Ingredients in order of useSlow Cooker or heavy duty casserole. Skillet, mesh sieve.
- 3 slices of thick cut applewood smoked bacon cut into 1" pieces
- 1/2 llb parsnips peeled and cut into small dice - about 1/4 inch
- 2 medium sweet onions cut into small dice
- 1 cup flour in either a large bowl or plastic bag, seasoned with sea salt and coarsely cracked black pepper
- 3 lbs boneless chuck cut into 2" chunks
- 1 TBS sweet smoked Spanish paprika
- 1 bottle red wine (I used a Beringer Merlot $4.89)
- 1/2 lb baby carrots
- 2 Cups diced butternut squash (bought it already cut)
- 2 lbs Yukon Gold Potatoes peeled and quartered
- 2 yams (about 1/2 llb.) peeled and cut into chunks
- Butter, additional sea salt and pepper for the mash.
- A handful of Italian parsley, off the stem
- 1 scallion
- 2 cloves garlic
- zest of an orange
- Place the bacon in the skillet on medium heat and fry slowly letting it release fat. meanwhile prep the parsnips and add them to the skillet. As the parsnips cook, prep the onion and add it to the mix. Continue cooking on low heat, stirring occasionally. The parsnips will take on a lovely golden color and brown little on the edges.
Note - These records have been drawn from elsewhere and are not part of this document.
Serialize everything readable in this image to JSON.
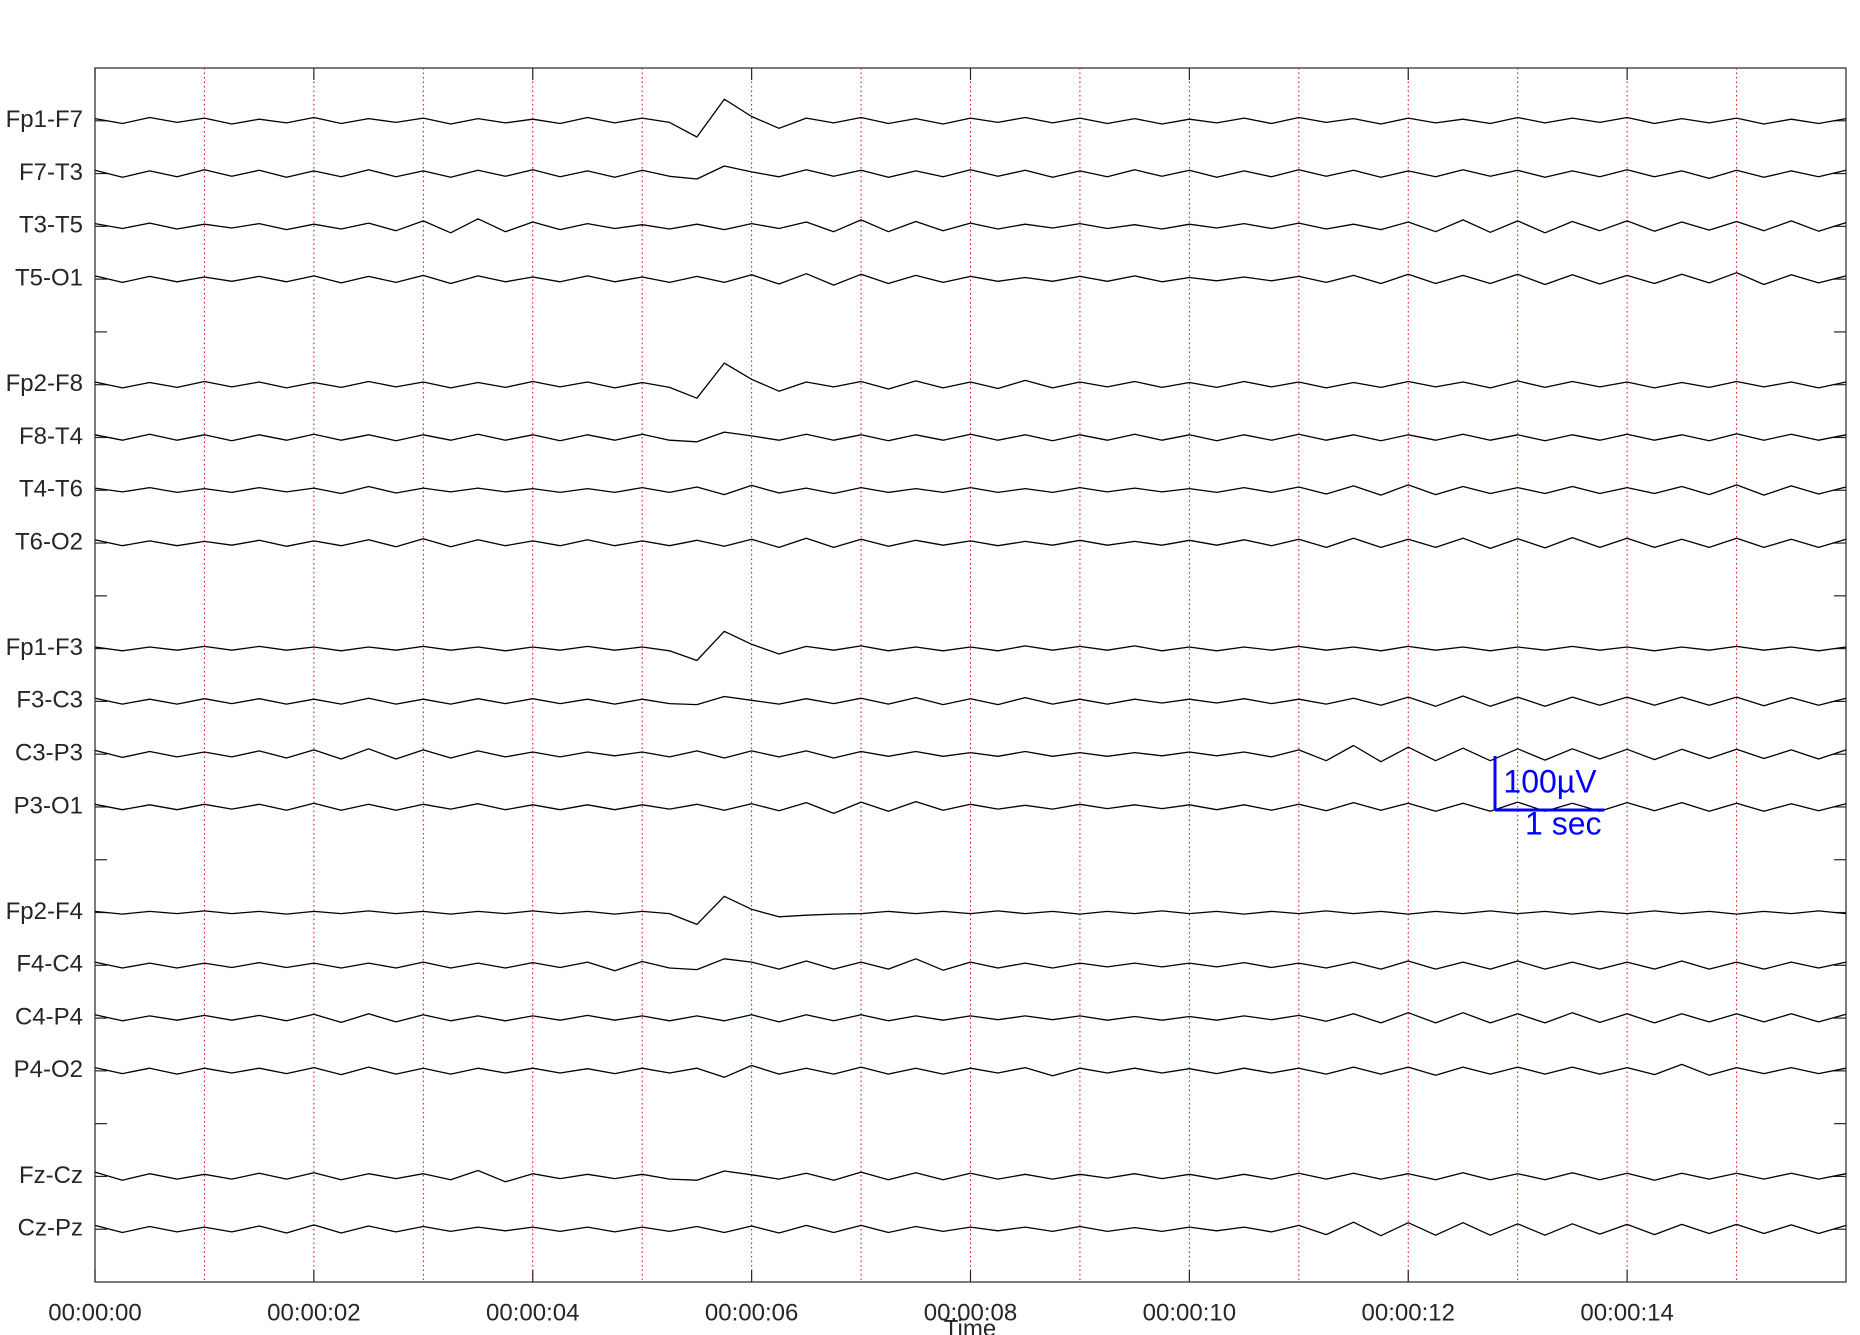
{
  "chart_data": {
    "type": "eeg",
    "x_label": "Time",
    "xlim": [
      0,
      16
    ],
    "xticks": [
      {
        "value": 0,
        "label": "00:00:00"
      },
      {
        "value": 2,
        "label": "00:00:02"
      },
      {
        "value": 4,
        "label": "00:00:04"
      },
      {
        "value": 6,
        "label": "00:00:06"
      },
      {
        "value": 8,
        "label": "00:00:08"
      },
      {
        "value": 10,
        "label": "00:00:10"
      },
      {
        "value": 12,
        "label": "00:00:12"
      },
      {
        "value": 14,
        "label": "00:00:14"
      }
    ],
    "minor_xticks": [
      1,
      2,
      3,
      4,
      5,
      6,
      7,
      8,
      9,
      10,
      11,
      12,
      13,
      14,
      15
    ],
    "grid_color": "#e00000",
    "categories": [
      "Fp1-F7",
      "F7-T3",
      "T3-T5",
      "T5-O1",
      null,
      "Fp2-F8",
      "F8-T4",
      "T4-T6",
      "T6-O2",
      null,
      "Fp1-F3",
      "F3-C3",
      "C3-P3",
      "P3-O1",
      null,
      "Fp2-F4",
      "F4-C4",
      "C4-P4",
      "P4-O2",
      null,
      "Fz-Cz",
      "Cz-Pz"
    ],
    "x": [
      0,
      0.25,
      0.5,
      0.75,
      1,
      1.25,
      1.5,
      1.75,
      2,
      2.25,
      2.5,
      2.75,
      3,
      3.25,
      3.5,
      3.75,
      4,
      4.25,
      4.5,
      4.75,
      5,
      5.25,
      5.5,
      5.75,
      6,
      6.25,
      6.5,
      6.75,
      7,
      7.25,
      7.5,
      7.75,
      8,
      8.25,
      8.5,
      8.75,
      9,
      9.25,
      9.5,
      9.75,
      10,
      10.25,
      10.5,
      10.75,
      11,
      11.25,
      11.5,
      11.75,
      12,
      12.25,
      12.5,
      12.75,
      13,
      13.25,
      13.5,
      13.75,
      14,
      14.25,
      14.5,
      14.75,
      15,
      15.25,
      15.5,
      15.75,
      16
    ],
    "color": "#000000",
    "series": [
      {
        "values": [
          4,
          -5,
          6,
          -3,
          5,
          -6,
          3,
          -4,
          6,
          -5,
          4,
          -3,
          5,
          -6,
          4,
          -4,
          3,
          -5,
          6,
          -4,
          5,
          -3,
          -30,
          40,
          8,
          -14,
          5,
          -4,
          6,
          -5,
          4,
          -6,
          5,
          -3,
          6,
          -4,
          5,
          -5,
          4,
          -6,
          3,
          -4,
          5,
          -5,
          6,
          -3,
          4,
          -6,
          5,
          -4,
          3,
          -5,
          6,
          -4,
          5,
          -3,
          6,
          -5,
          4,
          -4,
          5,
          -6,
          3,
          -5,
          4
        ]
      },
      {
        "values": [
          6,
          -7,
          5,
          -6,
          7,
          -5,
          6,
          -7,
          5,
          -6,
          7,
          -6,
          5,
          -7,
          6,
          -5,
          7,
          -6,
          5,
          -7,
          6,
          -5,
          -10,
          14,
          3,
          -6,
          7,
          -5,
          6,
          -7,
          5,
          -6,
          7,
          -5,
          6,
          -7,
          5,
          -6,
          7,
          -5,
          6,
          -7,
          5,
          -6,
          7,
          -5,
          6,
          -7,
          5,
          -6,
          7,
          -5,
          6,
          -7,
          5,
          -6,
          7,
          -6,
          5,
          -9,
          6,
          -7,
          5,
          -6,
          6
        ]
      },
      {
        "values": [
          5,
          -4,
          6,
          -5,
          4,
          -3,
          5,
          -6,
          4,
          -5,
          6,
          -8,
          10,
          -12,
          14,
          -10,
          8,
          -6,
          5,
          -4,
          3,
          -5,
          4,
          -6,
          5,
          -4,
          8,
          -10,
          12,
          -10,
          9,
          -8,
          6,
          -5,
          4,
          -3,
          5,
          -4,
          3,
          -5,
          4,
          -3,
          5,
          -4,
          6,
          -5,
          4,
          -6,
          8,
          -10,
          12,
          -11,
          10,
          -12,
          9,
          -8,
          10,
          -9,
          8,
          -7,
          9,
          -8,
          10,
          -9,
          7
        ]
      },
      {
        "values": [
          6,
          -6,
          5,
          -5,
          4,
          -4,
          5,
          -5,
          6,
          -7,
          5,
          -6,
          7,
          -8,
          6,
          -5,
          4,
          -5,
          6,
          -5,
          4,
          -6,
          5,
          -6,
          8,
          -9,
          10,
          -11,
          9,
          -8,
          7,
          -6,
          5,
          -4,
          3,
          -4,
          5,
          -4,
          6,
          -5,
          3,
          -3,
          4,
          -3,
          5,
          -6,
          7,
          -8,
          9,
          -8,
          7,
          -8,
          9,
          -10,
          8,
          -9,
          7,
          -8,
          9,
          -7,
          12,
          -10,
          8,
          -7,
          6
        ]
      },
      {
        "values": [
          5,
          -6,
          4,
          -5,
          6,
          -4,
          5,
          -6,
          4,
          -5,
          6,
          -4,
          5,
          -6,
          4,
          -5,
          6,
          -4,
          5,
          -6,
          4,
          -5,
          -25,
          40,
          10,
          -12,
          5,
          -4,
          6,
          -8,
          7,
          -6,
          5,
          -7,
          8,
          -6,
          5,
          -4,
          6,
          -5,
          4,
          -5,
          6,
          -4,
          5,
          -6,
          4,
          -5,
          6,
          -4,
          5,
          -6,
          7,
          -5,
          6,
          -4,
          5,
          -6,
          4,
          -5,
          6,
          -4,
          5,
          -6,
          5
        ]
      },
      {
        "values": [
          5,
          -5,
          6,
          -5,
          5,
          -6,
          5,
          -5,
          6,
          -5,
          5,
          -6,
          5,
          -5,
          6,
          -5,
          5,
          -6,
          5,
          -5,
          6,
          -5,
          -8,
          10,
          3,
          -5,
          6,
          -5,
          5,
          -6,
          5,
          -5,
          6,
          -5,
          5,
          -6,
          5,
          -5,
          6,
          -5,
          5,
          -6,
          5,
          -5,
          6,
          -5,
          5,
          -6,
          5,
          -5,
          6,
          -5,
          5,
          -6,
          5,
          -5,
          6,
          -5,
          5,
          -6,
          7,
          -5,
          6,
          -5,
          5
        ]
      },
      {
        "values": [
          4,
          -3,
          5,
          -4,
          3,
          -4,
          5,
          -3,
          4,
          -6,
          7,
          -5,
          4,
          -3,
          4,
          -3,
          3,
          -4,
          3,
          -4,
          5,
          -4,
          6,
          -8,
          9,
          -5,
          4,
          -6,
          5,
          -4,
          3,
          -4,
          5,
          -4,
          3,
          -4,
          5,
          -3,
          4,
          -3,
          3,
          -4,
          5,
          -4,
          6,
          -7,
          8,
          -9,
          10,
          -8,
          7,
          -6,
          5,
          -6,
          7,
          -6,
          5,
          -6,
          7,
          -8,
          10,
          -9,
          8,
          -7,
          6
        ]
      },
      {
        "values": [
          6,
          -5,
          4,
          -5,
          3,
          -4,
          5,
          -6,
          4,
          -5,
          6,
          -7,
          8,
          -7,
          6,
          -5,
          4,
          -5,
          6,
          -5,
          4,
          -5,
          5,
          -6,
          7,
          -8,
          9,
          -8,
          7,
          -6,
          5,
          -4,
          4,
          -5,
          3,
          -4,
          5,
          -4,
          3,
          -4,
          5,
          -4,
          6,
          -5,
          7,
          -8,
          9,
          -8,
          7,
          -8,
          9,
          -10,
          8,
          -9,
          10,
          -8,
          9,
          -8,
          7,
          -8,
          9,
          -8,
          7,
          -8,
          7
        ]
      },
      {
        "values": [
          3,
          -4,
          3,
          -3,
          4,
          -3,
          4,
          -3,
          3,
          -4,
          3,
          -3,
          4,
          -3,
          3,
          -4,
          3,
          -3,
          4,
          -3,
          3,
          -4,
          -22,
          32,
          8,
          -10,
          4,
          -3,
          5,
          -4,
          3,
          -4,
          3,
          -4,
          5,
          -3,
          4,
          -3,
          5,
          -4,
          3,
          -4,
          3,
          -3,
          4,
          -3,
          3,
          -4,
          4,
          -3,
          3,
          -4,
          3,
          -3,
          4,
          -3,
          3,
          -4,
          3,
          -3,
          4,
          -3,
          3,
          -4,
          3
        ]
      },
      {
        "values": [
          6,
          -5,
          4,
          -5,
          5,
          -4,
          5,
          -5,
          4,
          -5,
          6,
          -5,
          4,
          -5,
          5,
          -4,
          5,
          -4,
          4,
          -5,
          4,
          -4,
          -6,
          9,
          2,
          -5,
          5,
          -4,
          6,
          -5,
          7,
          -6,
          5,
          -6,
          7,
          -5,
          4,
          -5,
          4,
          -3,
          4,
          -3,
          5,
          -4,
          4,
          -5,
          6,
          -7,
          8,
          -9,
          10,
          -9,
          8,
          -9,
          8,
          -7,
          8,
          -7,
          8,
          -7,
          8,
          -8,
          7,
          -7,
          6
        ]
      },
      {
        "values": [
          7,
          -6,
          5,
          -5,
          4,
          -5,
          6,
          -7,
          8,
          -9,
          10,
          -9,
          8,
          -7,
          6,
          -5,
          4,
          -5,
          4,
          -3,
          4,
          -5,
          6,
          -7,
          6,
          -5,
          6,
          -7,
          5,
          -4,
          5,
          -4,
          3,
          -4,
          5,
          -4,
          3,
          -4,
          3,
          -3,
          4,
          -3,
          4,
          -5,
          8,
          -12,
          16,
          -14,
          13,
          -12,
          11,
          -12,
          10,
          -11,
          10,
          -9,
          9,
          -10,
          9,
          -8,
          9,
          -8,
          8,
          -9,
          8
        ]
      },
      {
        "values": [
          5,
          -5,
          4,
          -5,
          5,
          -4,
          5,
          -6,
          7,
          -6,
          5,
          -6,
          5,
          -4,
          6,
          -5,
          4,
          -5,
          4,
          -5,
          4,
          -4,
          5,
          -6,
          6,
          -7,
          8,
          -12,
          9,
          -8,
          10,
          -6,
          5,
          -4,
          3,
          -4,
          5,
          -3,
          4,
          -3,
          4,
          -5,
          4,
          -6,
          5,
          -7,
          8,
          -6,
          7,
          -8,
          7,
          -8,
          9,
          -8,
          7,
          -8,
          8,
          -7,
          8,
          -8,
          7,
          -8,
          6,
          -7,
          6
        ]
      },
      {
        "values": [
          2,
          -3,
          2,
          -2,
          3,
          -2,
          2,
          -3,
          2,
          -2,
          3,
          -2,
          2,
          -3,
          2,
          -2,
          3,
          -2,
          2,
          -3,
          2,
          -2,
          -22,
          30,
          6,
          -8,
          -5,
          -3,
          -2,
          2,
          -2,
          2,
          -2,
          3,
          -2,
          2,
          -3,
          2,
          -2,
          3,
          -2,
          2,
          -3,
          2,
          -2,
          3,
          -2,
          2,
          -3,
          2,
          -2,
          3,
          -2,
          2,
          -3,
          2,
          -2,
          3,
          -2,
          2,
          -3,
          2,
          -2,
          3,
          -2
        ]
      },
      {
        "values": [
          6,
          -5,
          4,
          -5,
          4,
          -4,
          5,
          -4,
          4,
          -5,
          4,
          -5,
          6,
          -5,
          4,
          -5,
          5,
          -4,
          6,
          -10,
          7,
          -5,
          -8,
          12,
          6,
          -7,
          8,
          -7,
          6,
          -7,
          12,
          -9,
          6,
          -5,
          4,
          -5,
          4,
          -3,
          4,
          -3,
          4,
          -3,
          5,
          -4,
          4,
          -5,
          6,
          -7,
          8,
          -7,
          6,
          -7,
          8,
          -7,
          6,
          -7,
          6,
          -7,
          8,
          -7,
          6,
          -7,
          6,
          -5,
          6
        ]
      },
      {
        "values": [
          6,
          -5,
          4,
          -4,
          5,
          -4,
          5,
          -5,
          7,
          -8,
          8,
          -7,
          6,
          -5,
          4,
          -5,
          4,
          -4,
          5,
          -4,
          4,
          -5,
          4,
          -5,
          6,
          -7,
          6,
          -5,
          6,
          -5,
          4,
          -4,
          4,
          -3,
          4,
          -3,
          4,
          -4,
          3,
          -4,
          3,
          -4,
          4,
          -3,
          5,
          -6,
          8,
          -9,
          10,
          -9,
          10,
          -9,
          8,
          -9,
          10,
          -8,
          8,
          -9,
          8,
          -7,
          8,
          -7,
          8,
          -7,
          7
        ]
      },
      {
        "values": [
          6,
          -5,
          5,
          -6,
          5,
          -4,
          5,
          -5,
          6,
          -7,
          7,
          -6,
          5,
          -6,
          5,
          -4,
          5,
          -4,
          4,
          -5,
          5,
          -4,
          5,
          -12,
          10,
          -6,
          5,
          -6,
          7,
          -6,
          5,
          -6,
          5,
          -4,
          6,
          -9,
          5,
          -4,
          5,
          -4,
          4,
          -5,
          5,
          -4,
          5,
          -6,
          7,
          -6,
          7,
          -8,
          7,
          -6,
          7,
          -6,
          7,
          -6,
          6,
          -7,
          12,
          -8,
          6,
          -5,
          6,
          -5,
          5
        ]
      },
      {
        "values": [
          8,
          -7,
          5,
          -5,
          4,
          -5,
          6,
          -5,
          7,
          -6,
          5,
          -4,
          5,
          -6,
          11,
          -10,
          5,
          -4,
          4,
          -4,
          4,
          -5,
          -7,
          10,
          3,
          -5,
          6,
          -7,
          8,
          -6,
          7,
          -6,
          6,
          -5,
          4,
          -5,
          4,
          -3,
          5,
          -4,
          4,
          -5,
          4,
          -5,
          6,
          -5,
          6,
          -5,
          5,
          -6,
          7,
          -6,
          5,
          -6,
          7,
          -6,
          6,
          -7,
          6,
          -5,
          6,
          -5,
          6,
          -5,
          5
        ]
      },
      {
        "values": [
          7,
          -6,
          5,
          -5,
          4,
          -5,
          6,
          -7,
          8,
          -7,
          6,
          -5,
          5,
          -4,
          4,
          -3,
          4,
          -4,
          4,
          -5,
          4,
          -4,
          5,
          -6,
          6,
          -7,
          7,
          -6,
          7,
          -6,
          5,
          -4,
          4,
          -3,
          4,
          -4,
          5,
          -4,
          3,
          -4,
          4,
          -3,
          4,
          -5,
          7,
          -10,
          13,
          -12,
          12,
          -11,
          12,
          -11,
          10,
          -11,
          10,
          -9,
          9,
          -10,
          9,
          -8,
          9,
          -8,
          8,
          -8,
          7
        ]
      }
    ],
    "scale_bar": {
      "color": "#0000ff",
      "amplitude": 100,
      "amplitude_label": "100µV",
      "duration": 1,
      "duration_label": "1 sec"
    }
  }
}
You do NOT want the onion to brown. This stage will take about 20 minutes total cooking time.
- As the base ingredients cook, dredge the meat in the seasoned flour, shaking off excess and put the seasoned, floured meat in the slow cooker. You are NOT going to brown the meat.
- Once the parsnips have taken on color, add the paprika to the skillet, mix thoroughly, turn up the heat until the entire mix is deep red in color and you can smell the paprika cooking.
- Add 1/2 cup of wine to the skillet and let it absorb into the mix.
- Scrape the parsnip, bacon, onion mix into the slow cooker with the meat. Return the skillet to the stove top, pour in about a cup of wine and swirl to gather up any remaining vegetables. Pour into the slow cooker. Add the rest of the wine. Cook on high for 1 hour. Turn to low and set the timer for 6 hours. Alternately, cook on low for 8 hours. *
- 5 hours into cooking, or one hour before serving, add the carrots to the slow cooker.
- 30 minutes before serving add the butternut squash to the slow cooker.
- Meanwhile prep, cook and mash the potato yam mix.
- Use a zester or sharp knife to pare thin zest strips from the orange - you don't want any white pith.
- Coarsely chop the scallion.
- Peel garlic
- Pull leaves from parsley.
- Pulse all of the above in a mini processor or chop by hand to a fine mince. Do NOT over pulse. You want to identify leaves and zest.
*If using an oven and casserole. Cook at 325 for an hour and then turn down to 300 for 4 hours.